In 2018, Henry came to the Netherlands, and after spending five years as a dancer, choreographer and teacher in the freelance contemporary dance circuit, he felt a growing need to return to his original passion, as it were, and get his teeth into the profession of ballet teacher. “Of course, all the knowledge I gain from this Bachelor’s course enriches my teaching work in the first place. At the moment, I’m giving regular evening classes in ‘escuela bolera’, and after these classes I can’t stop reflecting, because of all the new knowledge I’ve acquired. I hardly get any sleep on those days”, he laughs. “But at the same time, I’m also learning thousands of new skills that are helping me develop as a dancer and choreographer.” He adds enthusiastically, “I’m absolutely flying with this programme. I feel incredibly spoilt, as I’m getting so much out of the course.”

Totally passionate

Both the personal classes with the NBA teachers and the ‘viewing classes’ (where he observes the teachers at work with the dance pupils and students) are very special to him. “During the classes, you really realise that being a teacher revolves not just around experience and demonstrating the steps in the right way, but also around having to be totally passionate. And that when you see a student struggling with something, you know exactly what that student needs and how to help them with it and coach them.”

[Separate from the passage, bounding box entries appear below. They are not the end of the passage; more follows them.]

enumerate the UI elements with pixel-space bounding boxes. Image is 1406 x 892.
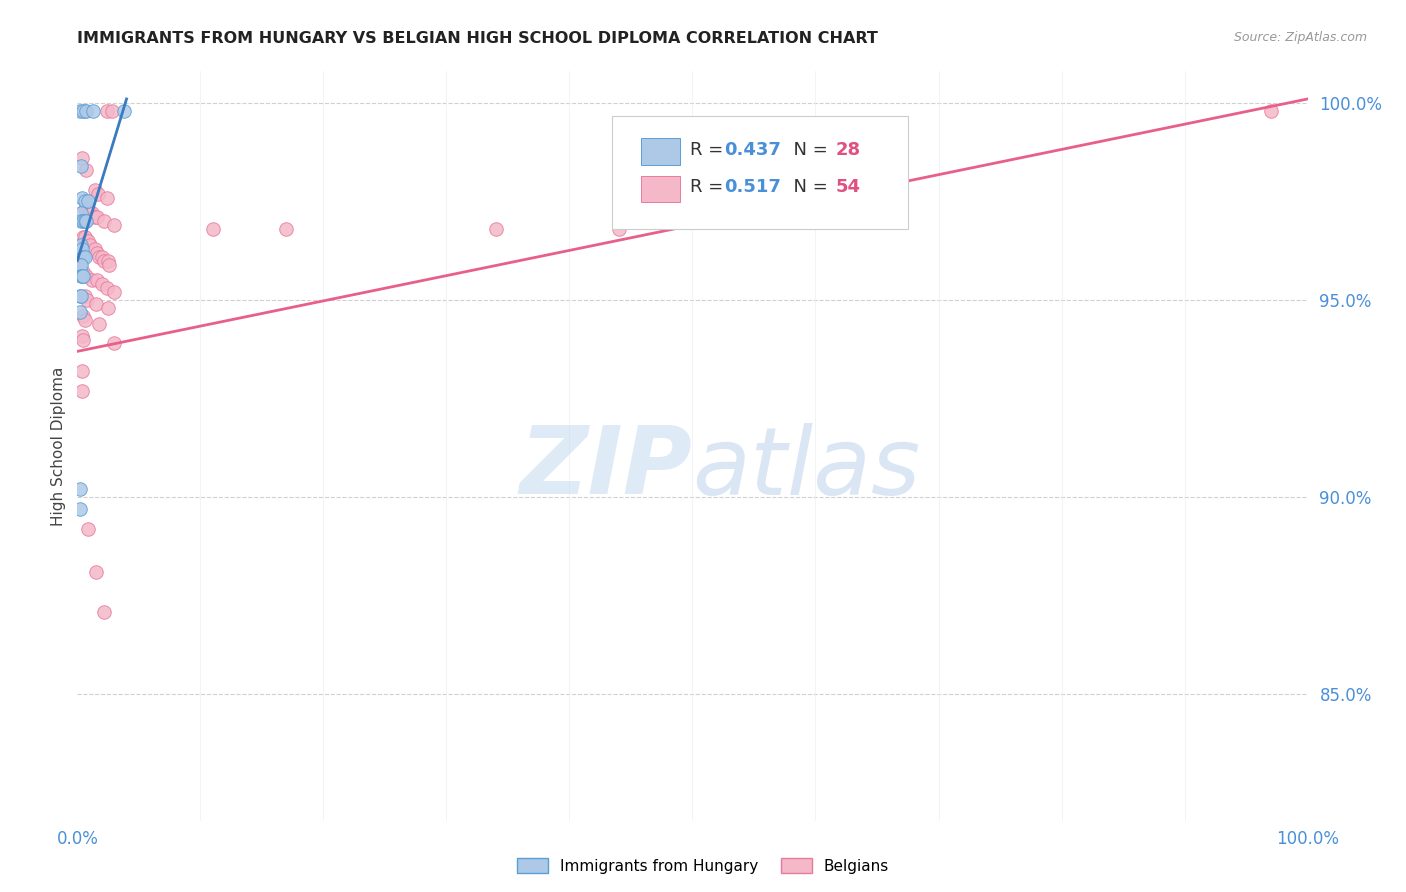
- Point: [69, 502, 91, 516]
- Point: [96, 103, 118, 118]
- Point: [82, 273, 104, 287]
- Point: [77, 522, 100, 536]
- Point: [70, 364, 93, 378]
- Point: [70, 159, 93, 173]
- Point: [83, 242, 105, 256]
- Point: [82, 206, 104, 220]
- Point: [73, 289, 96, 303]
- Point: [73, 214, 96, 228]
- Point: [70, 151, 93, 165]
- Point: [1260, 103, 1282, 118]
- Point: [70, 190, 93, 204]
- Point: [103, 218, 125, 232]
- Point: [72, 214, 94, 228]
- Point: [73, 103, 96, 118]
- Point: [72, 103, 94, 118]
- Point: [79, 206, 101, 220]
- Text: N =: N =: [782, 141, 834, 159]
- Point: [70, 258, 93, 272]
- Point: [70, 269, 93, 284]
- Point: [86, 211, 108, 225]
- Point: [69, 305, 91, 319]
- Point: [75, 163, 97, 178]
- Point: [70, 206, 93, 220]
- Point: [69, 483, 91, 497]
- Text: N =: N =: [782, 178, 834, 196]
- Point: [82, 103, 104, 118]
- Point: [75, 214, 97, 228]
- Text: 28: 28: [835, 141, 860, 159]
- Point: [97, 301, 120, 315]
- Point: [112, 103, 135, 118]
- Point: [86, 245, 108, 260]
- Point: [84, 297, 107, 311]
- Point: [89, 317, 111, 331]
- Text: R =: R =: [690, 141, 728, 159]
- Point: [96, 190, 118, 204]
- Point: [70, 328, 93, 343]
- Point: [73, 230, 96, 244]
- Y-axis label: High School Diploma: High School Diploma: [51, 367, 66, 525]
- Point: [79, 238, 101, 252]
- Point: [75, 269, 97, 284]
- Point: [69, 289, 91, 303]
- Point: [90, 277, 114, 292]
- Point: [77, 202, 100, 217]
- Point: [69, 258, 91, 272]
- Point: [77, 194, 100, 209]
- Point: [73, 194, 96, 209]
- Point: [70, 269, 93, 284]
- Text: ZIP: ZIP: [520, 423, 693, 515]
- Text: IMMIGRANTS FROM HUNGARY VS BELGIAN HIGH SCHOOL DIPLOMA CORRELATION CHART: IMMIGRANTS FROM HUNGARY VS BELGIAN HIGH …: [77, 31, 879, 46]
- Point: [485, 222, 508, 236]
- Point: [73, 313, 96, 327]
- Point: [72, 309, 94, 323]
- Text: 54: 54: [835, 178, 860, 196]
- Point: [93, 214, 115, 228]
- Point: [103, 336, 125, 351]
- Text: Source: ZipAtlas.com: Source: ZipAtlas.com: [1233, 31, 1367, 45]
- Point: [276, 222, 298, 236]
- Point: [73, 202, 96, 217]
- Legend: Immigrants from Hungary, Belgians: Immigrants from Hungary, Belgians: [510, 852, 896, 880]
- FancyBboxPatch shape: [613, 116, 908, 228]
- Point: [70, 242, 93, 256]
- Point: [101, 103, 124, 118]
- Point: [93, 605, 115, 619]
- Point: [75, 103, 97, 118]
- Point: [83, 183, 105, 197]
- Point: [72, 333, 94, 347]
- FancyBboxPatch shape: [641, 176, 681, 202]
- Point: [84, 565, 107, 579]
- Text: atlas: atlas: [693, 423, 921, 514]
- Point: [72, 230, 94, 244]
- Point: [89, 250, 111, 264]
- Point: [90, 250, 114, 264]
- Point: [76, 293, 98, 307]
- Text: R =: R =: [690, 178, 728, 196]
- Point: [83, 211, 105, 225]
- Point: [72, 265, 94, 279]
- Point: [103, 285, 125, 300]
- FancyBboxPatch shape: [641, 138, 681, 165]
- Point: [70, 214, 93, 228]
- Point: [607, 222, 630, 236]
- Point: [69, 103, 91, 118]
- Point: [70, 289, 93, 303]
- Point: [201, 222, 224, 236]
- Point: [86, 273, 108, 287]
- Point: [72, 250, 94, 264]
- Point: [77, 234, 100, 248]
- Point: [70, 238, 93, 252]
- Text: 0.517: 0.517: [724, 178, 782, 196]
- Point: [72, 269, 94, 284]
- Point: [70, 384, 93, 398]
- Point: [97, 253, 120, 268]
- Point: [98, 258, 121, 272]
- Point: [96, 281, 118, 295]
- Point: [73, 250, 96, 264]
- Point: [93, 253, 115, 268]
- Text: 0.437: 0.437: [724, 141, 782, 159]
- Point: [87, 186, 110, 201]
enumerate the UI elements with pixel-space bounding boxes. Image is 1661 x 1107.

He, too, gets a great deal of support himself from the teachers, even outside the regular curriculum. “For instance, through the intercession of teacher Marion Vijn, I got the opportunity to assist at the workshop Zoë Greten gave to NBA 7, in November. That was an absolutely fantastic experience for me!” And when teacher Simona Ferrazza and artistic director Ernst Meisner heard that Henry was drumming up support for dancers in Cuba (providing things like dancing shoes, dance belts, medicines and tampons), they lost no time in finding out how they could help with the initiative. “Eventually, they put me in touch with Dutch National Ballet’s pointe shoe managers, and last Christmas I set off for Cuba with four boxes of pointe shoes worth no less than three thousand Euros.”

Creativity

Like Qian Liu, Henry, who is now 32, wants to continue dancing for the moment, but he is also busy developing his own teaching and choreography method, including a dance notation system, for which he’s submitted a pitch to the Henny Kamerman Dancers Prize, from the ATD Fund. “My aim is to bridge the gap between classical ballet training on the one hand, and choreography and creativity on the other. How can you stimulate the creativity of new generations of dancers even further? I’d like to do research into that, along with experts and academics, and hopefully eventually give a new dimension and new impetus to ballet training.”